CCVI - Je suis hanté : l’Asie, l’Asie, l’Asie, l’Asie  !… (1) [archive GA]

Publié le par 1rΩm1

 

Je suis hanté : l’Asie, l’Asie, l’Asie, l’Asie  !… (1)

 

Que reste-t-il de nos voyages ?

Des clichés photographiques, souvent. Classés dans des albums. Que nous n’ouvrons plus ensuite que très rarement (après avoir parfois pourtant cassé les pieds de nos amis en exhibant les photos prises durant nos vacances, le plus rasoir étant de loin, jadis, la séance-diapositives, ou, dorénavant, le diaporama sur l’ordinateur !).

En ce temps-là, je n’avais pas d’appareil.

C’est Jacques qui prenait des photographies — avec du matériel professionnel, me semble-t-il.

Il reste aussi quelques cartes postales qui n’ont finalement pas été envoyées.

CCVI - Je suis hanté : l’Asie, l’Asie, l’Asie, l’Asie  !… (1) [archive GA]

 

Que reste-t-il de nos amitiés ?

Que reste-t-il, en particulier, de ces amitiés parfois passionnées, telle celle que j’avais avec Lindsay ?

Des lettres, parfois.

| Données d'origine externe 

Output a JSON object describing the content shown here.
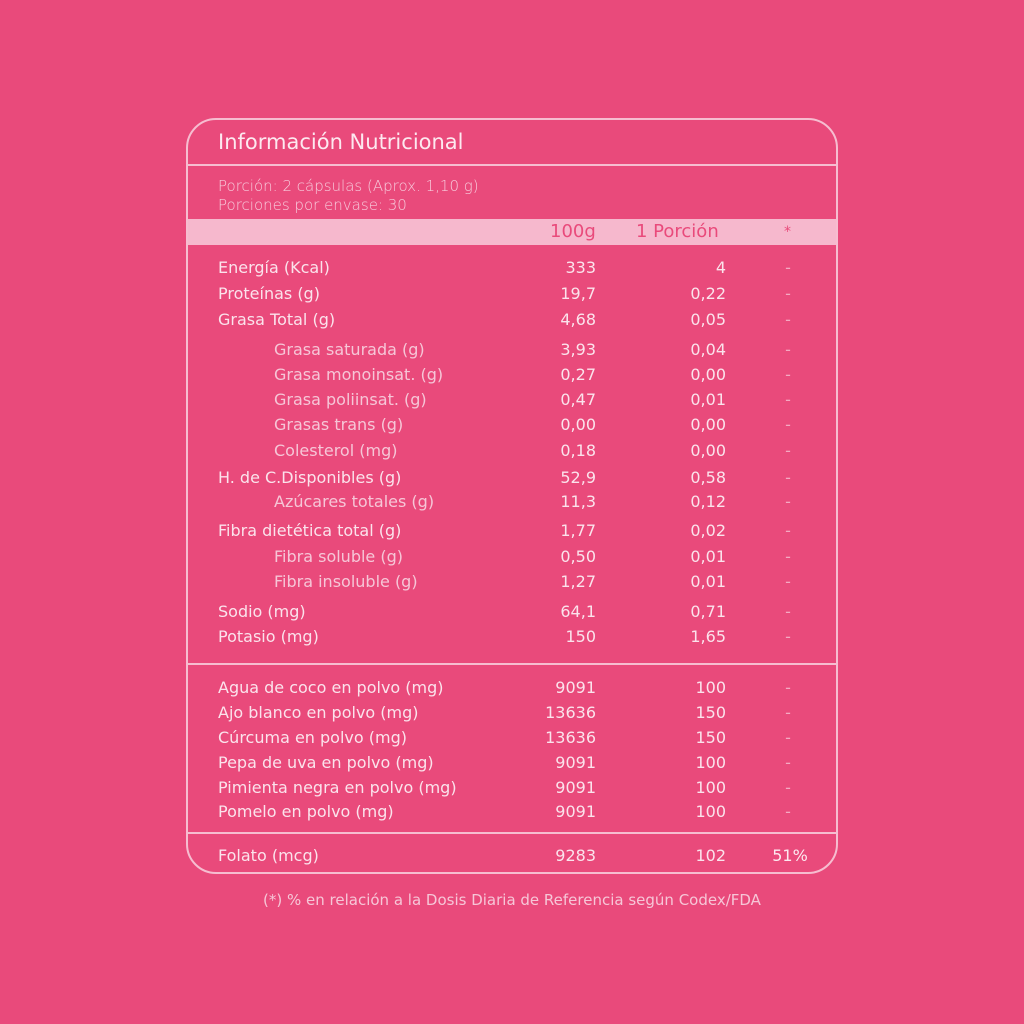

En fait : des réponses à nos lettres.

Or, j’effectuai (le passé simple, que je déteste d’ordinaire, est ici de rigueur !) en 1987 mon premier grand voyage — si jamais pareille expression a un sens ! — et en consignai la relation (pas tout à fait encore un journal extime, mais presque) à mon ami Lindsay, disparu dans la vaste et trop vaste nature depuis, laissant après lui, après sa disparition, toute la nostalgie de tous les soirs qui sont tombés au monde…

Pourquoi ces amis qui nous quittent un jour pour ne plus revenir avant longtemps ? (pour ne plus revenir ?)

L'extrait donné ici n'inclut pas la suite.